A roaming fixer encounters some strange code
What sort of life does a roaming fixer have? It might involve a whole bunch of reverse-engineering. Here's a bit of a brain-dump on the work which starts happening.
Let's say you have a big complicated service. It has a bunch of moving parts, all made by different people. The parts come in all sorts of flavors: new, old, stable, wobbly, complicated, simple. The entire system probably "works" for the most part, but like so many things, there might be ways to improve it. Such improvements could save programmer time, operation engineer time, user time or frustration, for instance. There might be money to be saved if you recover a bunch of CPU time or disk space and don't have to grow your cluster this quarter.
One of these events winds up with you being pointed in the general direction of some code. Naturally, you've never seen it before. Really, nobody's looked at it in quite some time. It's been there all along: functional, but not really stellar. Maybe it used to work well but was based on some assumptions which are no longer valid, and in this new world it doesn't perform at the same level.

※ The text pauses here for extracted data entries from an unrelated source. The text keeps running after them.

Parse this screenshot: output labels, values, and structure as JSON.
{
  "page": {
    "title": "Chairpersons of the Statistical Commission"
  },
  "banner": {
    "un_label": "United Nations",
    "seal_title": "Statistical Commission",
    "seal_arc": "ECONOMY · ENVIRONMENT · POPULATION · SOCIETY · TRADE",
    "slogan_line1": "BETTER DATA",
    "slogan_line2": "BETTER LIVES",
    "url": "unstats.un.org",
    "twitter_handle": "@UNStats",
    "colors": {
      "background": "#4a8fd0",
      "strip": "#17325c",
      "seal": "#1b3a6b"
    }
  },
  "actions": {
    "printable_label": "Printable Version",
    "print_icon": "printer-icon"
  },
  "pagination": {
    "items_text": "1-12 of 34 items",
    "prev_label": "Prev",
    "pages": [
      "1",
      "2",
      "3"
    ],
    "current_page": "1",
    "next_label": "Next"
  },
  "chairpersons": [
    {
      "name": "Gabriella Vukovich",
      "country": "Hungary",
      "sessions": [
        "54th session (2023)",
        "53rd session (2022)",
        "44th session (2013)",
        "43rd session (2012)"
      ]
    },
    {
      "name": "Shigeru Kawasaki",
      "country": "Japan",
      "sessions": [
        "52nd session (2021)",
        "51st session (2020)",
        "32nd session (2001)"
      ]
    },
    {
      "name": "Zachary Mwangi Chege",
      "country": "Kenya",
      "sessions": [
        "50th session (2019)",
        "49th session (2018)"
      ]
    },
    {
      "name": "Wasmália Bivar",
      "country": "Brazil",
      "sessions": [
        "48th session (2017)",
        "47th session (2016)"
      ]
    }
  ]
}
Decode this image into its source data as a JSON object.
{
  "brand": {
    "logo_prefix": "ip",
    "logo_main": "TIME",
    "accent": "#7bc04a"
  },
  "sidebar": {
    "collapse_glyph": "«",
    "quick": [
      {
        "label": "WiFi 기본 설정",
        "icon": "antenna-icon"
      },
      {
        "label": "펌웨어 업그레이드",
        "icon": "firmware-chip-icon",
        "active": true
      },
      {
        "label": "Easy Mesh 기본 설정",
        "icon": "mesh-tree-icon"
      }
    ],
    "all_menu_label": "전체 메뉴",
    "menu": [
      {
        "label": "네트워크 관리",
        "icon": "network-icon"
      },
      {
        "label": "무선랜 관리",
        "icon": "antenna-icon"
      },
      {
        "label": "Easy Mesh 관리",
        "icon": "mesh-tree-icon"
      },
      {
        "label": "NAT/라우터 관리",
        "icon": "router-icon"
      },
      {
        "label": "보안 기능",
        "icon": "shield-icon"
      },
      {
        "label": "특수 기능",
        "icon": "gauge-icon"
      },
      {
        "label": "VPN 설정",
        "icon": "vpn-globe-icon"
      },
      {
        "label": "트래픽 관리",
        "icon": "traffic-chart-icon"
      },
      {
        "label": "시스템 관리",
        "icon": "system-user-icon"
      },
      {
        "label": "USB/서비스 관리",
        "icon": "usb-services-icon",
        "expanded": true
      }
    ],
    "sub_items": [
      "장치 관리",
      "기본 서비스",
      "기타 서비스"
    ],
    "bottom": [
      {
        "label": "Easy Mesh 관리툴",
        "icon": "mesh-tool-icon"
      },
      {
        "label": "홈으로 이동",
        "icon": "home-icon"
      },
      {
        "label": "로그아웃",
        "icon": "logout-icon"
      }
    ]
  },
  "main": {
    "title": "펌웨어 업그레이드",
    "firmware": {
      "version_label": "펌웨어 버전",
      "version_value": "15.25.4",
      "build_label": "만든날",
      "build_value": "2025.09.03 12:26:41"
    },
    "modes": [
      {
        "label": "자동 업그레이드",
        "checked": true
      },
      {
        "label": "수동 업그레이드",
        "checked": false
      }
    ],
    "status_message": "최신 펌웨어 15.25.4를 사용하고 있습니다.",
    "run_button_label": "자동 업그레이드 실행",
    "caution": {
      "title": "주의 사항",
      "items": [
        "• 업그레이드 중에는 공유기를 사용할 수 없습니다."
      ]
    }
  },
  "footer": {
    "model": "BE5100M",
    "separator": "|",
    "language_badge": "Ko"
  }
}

You encounter the code. It's context-free and comment-free. It has no tests. There are no design notes, and there is no documentation. Now what?
There has to be some way to crack the ice. One approach would be to grab onto an interface and try to run the code. Writing a very dumb and simple unit test would be a start. Assuming it's a class, then pick a public function that looks promising. Maybe there's a "set" function. Hit it and see what happens. Then maybe poke "save" and see if it'll dump to disk. You get the general idea.
Maybe that works, or maybe not. When I get stuck at this point, I usually start working backwards from the code to try to come up with some pseudocode. Basically, I write the pre-code notes I would have created way back when I first wrote it... if I had written it. I essentially turn the code into something between English and the native language, dropping bits of the syntax which aren't really useful.
Here's a really stupidly simple example.
foo.h: Foo::checkWOD() - poke backend for word list - if this fails, try the cache - if not found in the cache, yell and return - flip through list - if name == 'xyzzy': scream('word of the day') and return true otherwise return false
As you can see, it's a mix of C++-ish syntax, python-ish "ifs" and single-quoted strings, and some plain old bullet point action going on. Even though there's only really 6 lines of description up there, the actual implementation might be 30 or 40 lines of code depending on how it was written and organized.
If I had written this in the first place, something like this probably existed at some point. It might have been on paper, in a text file, on a marker board, or just in my head for a while, but it was there. Here, I had to work backwards to get this sort of thing.
What next? Well, who talks to this code? What sort of hooks do they have into this code? In other words, where are the "seams" between the code I'm targeting and every one of its customers? Are they clean or messy? Is it going to be easy to do a replacement with a new implementation, or will the call sites themselves need to be reworked too?
That might be another list of notes, starting with the filenames found in a grep, and expanding with details of what those bits of code do, and what parts of the target code are accessed. Sometimes you get lucky and can find things which aren't even used any more -- dead code! This means it doesn't need to be ported to the new scheme.
Sometimes, people do sneaky things. Stuff like pointers and references make it possible to hand copies of things to other things, and they can then call you from weird places. They might even do this under a name which doesn't resemble the name you grepped for. This expands your search parameters. Now you have to look for references to Foo, but also references to TheBar. Yeah, it happens.
There's more, of course, but this is how it starts.
This is the kind of stuff which keeps me busy.